>>24589748>>24595057>a one to one correspondence between mental states and brain statesThis doesn't prove consciousness is material, nor have you furnished much proof for this in of itself. You're actually loading numerous unproven presuppositions, which actually don't cohere. Keep in mind, I'm not trying to argue in bad faith here.
For instance: this word "state." This is an abstraction. To say there is such a thing such as a brain or a mental state is to assume that there is an 'essence' of a brain, which is ontologically distinct from all the rest of things. Inevitably, what you're saying is that consciousness doesn't exist, because abstractions and essential ideas like brains, bodies, and mental states don't exist in a purely material universe. Demonstrable through this argument:
1. Unified and distinct wholes, like brains, bodies, or minds, are essences (think like Platonic forms)
2. (Per materialism) Only material things exist.
3. Essences are not material things.
4. Therefore, essences don't exist.
This gets into why the hard problem of consciousness prevails, and materialism/naturalism fails to explain it.
>>24599104>verything is already qualia since qualia is what beings are likeEquivocation. That's not what qualia means.
Let me explain further.
Presume the law of identity, A equals A, etc.
If consciousness is material, consciousness is identical to the matter that makes it. There is no extra level of consciousness (say, spirit, what have you). Say, mind is identical to its matter.
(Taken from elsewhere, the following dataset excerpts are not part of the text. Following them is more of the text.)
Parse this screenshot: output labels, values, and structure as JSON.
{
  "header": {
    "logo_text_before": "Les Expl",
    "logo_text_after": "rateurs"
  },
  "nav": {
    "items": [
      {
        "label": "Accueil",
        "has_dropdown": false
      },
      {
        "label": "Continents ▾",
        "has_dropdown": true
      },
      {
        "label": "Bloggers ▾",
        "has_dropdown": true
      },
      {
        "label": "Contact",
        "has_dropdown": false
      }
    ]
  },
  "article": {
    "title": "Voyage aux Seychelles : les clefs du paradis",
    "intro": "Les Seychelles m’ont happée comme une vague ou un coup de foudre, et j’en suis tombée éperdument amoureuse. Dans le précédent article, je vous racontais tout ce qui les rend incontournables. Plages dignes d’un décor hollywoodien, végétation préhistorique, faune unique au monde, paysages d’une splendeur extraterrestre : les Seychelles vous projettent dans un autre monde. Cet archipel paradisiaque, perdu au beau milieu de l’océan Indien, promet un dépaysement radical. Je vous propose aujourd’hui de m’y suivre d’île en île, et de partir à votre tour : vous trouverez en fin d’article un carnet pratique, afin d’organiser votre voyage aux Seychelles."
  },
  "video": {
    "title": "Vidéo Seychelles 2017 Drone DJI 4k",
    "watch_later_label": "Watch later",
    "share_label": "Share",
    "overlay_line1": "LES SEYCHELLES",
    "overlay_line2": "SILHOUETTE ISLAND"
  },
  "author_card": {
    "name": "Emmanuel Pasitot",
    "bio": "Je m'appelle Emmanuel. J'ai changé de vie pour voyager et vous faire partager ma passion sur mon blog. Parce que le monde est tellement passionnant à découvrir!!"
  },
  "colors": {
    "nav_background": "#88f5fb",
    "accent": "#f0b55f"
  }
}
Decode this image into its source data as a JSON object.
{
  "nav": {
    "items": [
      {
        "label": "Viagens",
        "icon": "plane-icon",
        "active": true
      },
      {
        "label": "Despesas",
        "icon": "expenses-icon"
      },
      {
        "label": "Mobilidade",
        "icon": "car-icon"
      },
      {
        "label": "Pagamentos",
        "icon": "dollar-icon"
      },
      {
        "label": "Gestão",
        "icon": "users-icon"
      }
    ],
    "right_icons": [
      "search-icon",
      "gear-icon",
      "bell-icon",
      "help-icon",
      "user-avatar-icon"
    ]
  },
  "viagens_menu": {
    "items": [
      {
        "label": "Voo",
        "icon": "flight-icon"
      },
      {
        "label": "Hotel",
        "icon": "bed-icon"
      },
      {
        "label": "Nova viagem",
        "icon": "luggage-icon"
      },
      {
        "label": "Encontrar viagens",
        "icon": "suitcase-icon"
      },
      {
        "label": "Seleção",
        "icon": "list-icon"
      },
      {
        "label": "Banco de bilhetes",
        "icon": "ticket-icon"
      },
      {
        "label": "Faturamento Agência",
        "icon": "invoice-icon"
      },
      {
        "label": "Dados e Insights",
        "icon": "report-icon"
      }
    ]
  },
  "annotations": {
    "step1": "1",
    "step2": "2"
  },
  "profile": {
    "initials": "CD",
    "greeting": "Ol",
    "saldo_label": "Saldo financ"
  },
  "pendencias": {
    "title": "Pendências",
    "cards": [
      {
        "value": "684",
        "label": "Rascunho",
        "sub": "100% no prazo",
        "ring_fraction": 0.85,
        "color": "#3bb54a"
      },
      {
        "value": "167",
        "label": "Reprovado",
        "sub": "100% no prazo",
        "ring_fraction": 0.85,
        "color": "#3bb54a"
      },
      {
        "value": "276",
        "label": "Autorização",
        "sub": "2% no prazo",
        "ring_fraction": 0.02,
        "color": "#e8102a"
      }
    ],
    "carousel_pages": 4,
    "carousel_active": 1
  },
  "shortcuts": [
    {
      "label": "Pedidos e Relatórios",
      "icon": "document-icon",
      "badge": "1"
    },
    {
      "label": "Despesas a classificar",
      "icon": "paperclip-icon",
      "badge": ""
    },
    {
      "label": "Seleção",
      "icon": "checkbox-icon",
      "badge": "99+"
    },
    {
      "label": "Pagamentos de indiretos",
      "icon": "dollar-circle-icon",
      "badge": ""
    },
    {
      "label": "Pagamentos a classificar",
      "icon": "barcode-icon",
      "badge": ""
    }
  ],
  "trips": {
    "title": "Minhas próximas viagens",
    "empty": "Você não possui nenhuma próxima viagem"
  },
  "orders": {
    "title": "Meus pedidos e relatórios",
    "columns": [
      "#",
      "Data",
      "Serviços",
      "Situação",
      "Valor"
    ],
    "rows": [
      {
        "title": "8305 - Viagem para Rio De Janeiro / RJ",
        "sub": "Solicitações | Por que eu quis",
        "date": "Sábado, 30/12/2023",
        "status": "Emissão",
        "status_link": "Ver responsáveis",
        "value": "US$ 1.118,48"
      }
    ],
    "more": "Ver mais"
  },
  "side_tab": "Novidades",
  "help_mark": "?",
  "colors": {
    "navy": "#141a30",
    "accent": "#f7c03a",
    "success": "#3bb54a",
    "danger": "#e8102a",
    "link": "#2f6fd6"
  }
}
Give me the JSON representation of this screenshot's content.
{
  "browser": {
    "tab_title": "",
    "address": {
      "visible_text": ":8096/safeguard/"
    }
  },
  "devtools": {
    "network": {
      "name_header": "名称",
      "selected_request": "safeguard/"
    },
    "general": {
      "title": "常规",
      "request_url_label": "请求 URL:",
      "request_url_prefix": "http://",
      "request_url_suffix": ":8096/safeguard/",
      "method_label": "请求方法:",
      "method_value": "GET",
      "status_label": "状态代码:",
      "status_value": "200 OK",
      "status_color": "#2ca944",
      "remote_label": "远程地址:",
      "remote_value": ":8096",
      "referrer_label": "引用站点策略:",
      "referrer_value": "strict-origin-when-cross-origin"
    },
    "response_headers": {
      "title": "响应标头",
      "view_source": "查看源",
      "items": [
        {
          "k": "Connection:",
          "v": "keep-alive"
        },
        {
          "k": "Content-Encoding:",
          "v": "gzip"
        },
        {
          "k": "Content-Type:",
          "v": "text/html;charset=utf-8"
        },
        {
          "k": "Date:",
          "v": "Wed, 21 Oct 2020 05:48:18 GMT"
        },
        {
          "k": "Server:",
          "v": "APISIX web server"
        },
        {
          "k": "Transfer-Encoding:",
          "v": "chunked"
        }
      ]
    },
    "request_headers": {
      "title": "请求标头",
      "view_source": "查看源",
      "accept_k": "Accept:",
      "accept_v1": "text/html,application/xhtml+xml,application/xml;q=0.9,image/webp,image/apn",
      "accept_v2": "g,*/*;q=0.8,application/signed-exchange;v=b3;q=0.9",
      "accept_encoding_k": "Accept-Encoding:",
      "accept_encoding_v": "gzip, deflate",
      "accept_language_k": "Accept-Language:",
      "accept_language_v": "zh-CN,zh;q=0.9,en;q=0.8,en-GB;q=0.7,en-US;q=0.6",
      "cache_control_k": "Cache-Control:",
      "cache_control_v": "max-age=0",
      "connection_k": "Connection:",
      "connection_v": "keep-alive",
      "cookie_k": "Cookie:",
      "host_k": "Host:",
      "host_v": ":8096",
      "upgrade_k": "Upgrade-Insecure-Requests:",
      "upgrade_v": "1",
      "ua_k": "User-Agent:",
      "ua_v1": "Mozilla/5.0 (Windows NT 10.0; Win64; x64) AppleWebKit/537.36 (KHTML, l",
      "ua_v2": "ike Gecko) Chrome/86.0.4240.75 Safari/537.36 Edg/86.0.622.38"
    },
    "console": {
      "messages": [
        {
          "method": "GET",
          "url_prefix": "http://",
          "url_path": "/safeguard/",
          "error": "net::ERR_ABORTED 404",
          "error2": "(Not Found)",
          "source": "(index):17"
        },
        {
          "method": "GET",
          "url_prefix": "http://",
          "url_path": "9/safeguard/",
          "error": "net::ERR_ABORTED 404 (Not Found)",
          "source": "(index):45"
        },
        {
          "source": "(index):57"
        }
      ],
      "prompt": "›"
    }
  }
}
If this is true, qualia is identical to the matter it 'represents.' Ergo, our conscious experience ought to have direct metaphysical access to what things are: pure matter. Except, we don't. Consider that if I have a pile of coins, I can produce the sum of the coins. And if i have the sum of the coins, I can turn them into a pile. They are identical. Not so with consciousness. Consciousness itself does not derive its material associates.
Conversely:
1. Our consciousness perceives everything, including itself, through essential categories (we perceive cups, tables, and people, not their material constituents). Granted, some of these are mental fabrications.
2. Everything we experience is interpretive, even our science is a model, not the things in of themselves.
3. Look at the word 'represent.' Qualia is our Kantian phenomena. The fact that there even is a distinction between our phenomena (how we see it) vs. noumena (how things are in of themselves) proves that phenomena and noumena are metaphysically distinct.
Ergo, consciousness is not identical to material constituents. It's something that exists, yet shouldn't according to a materialistic universe.
Which is why materialists arrive at some retarded ideas: naive realism with the belief that we don't actually exist as conscious beings, something we can never arrive through naive realism. Or, that our consciousness is an illusion... to our consciousness?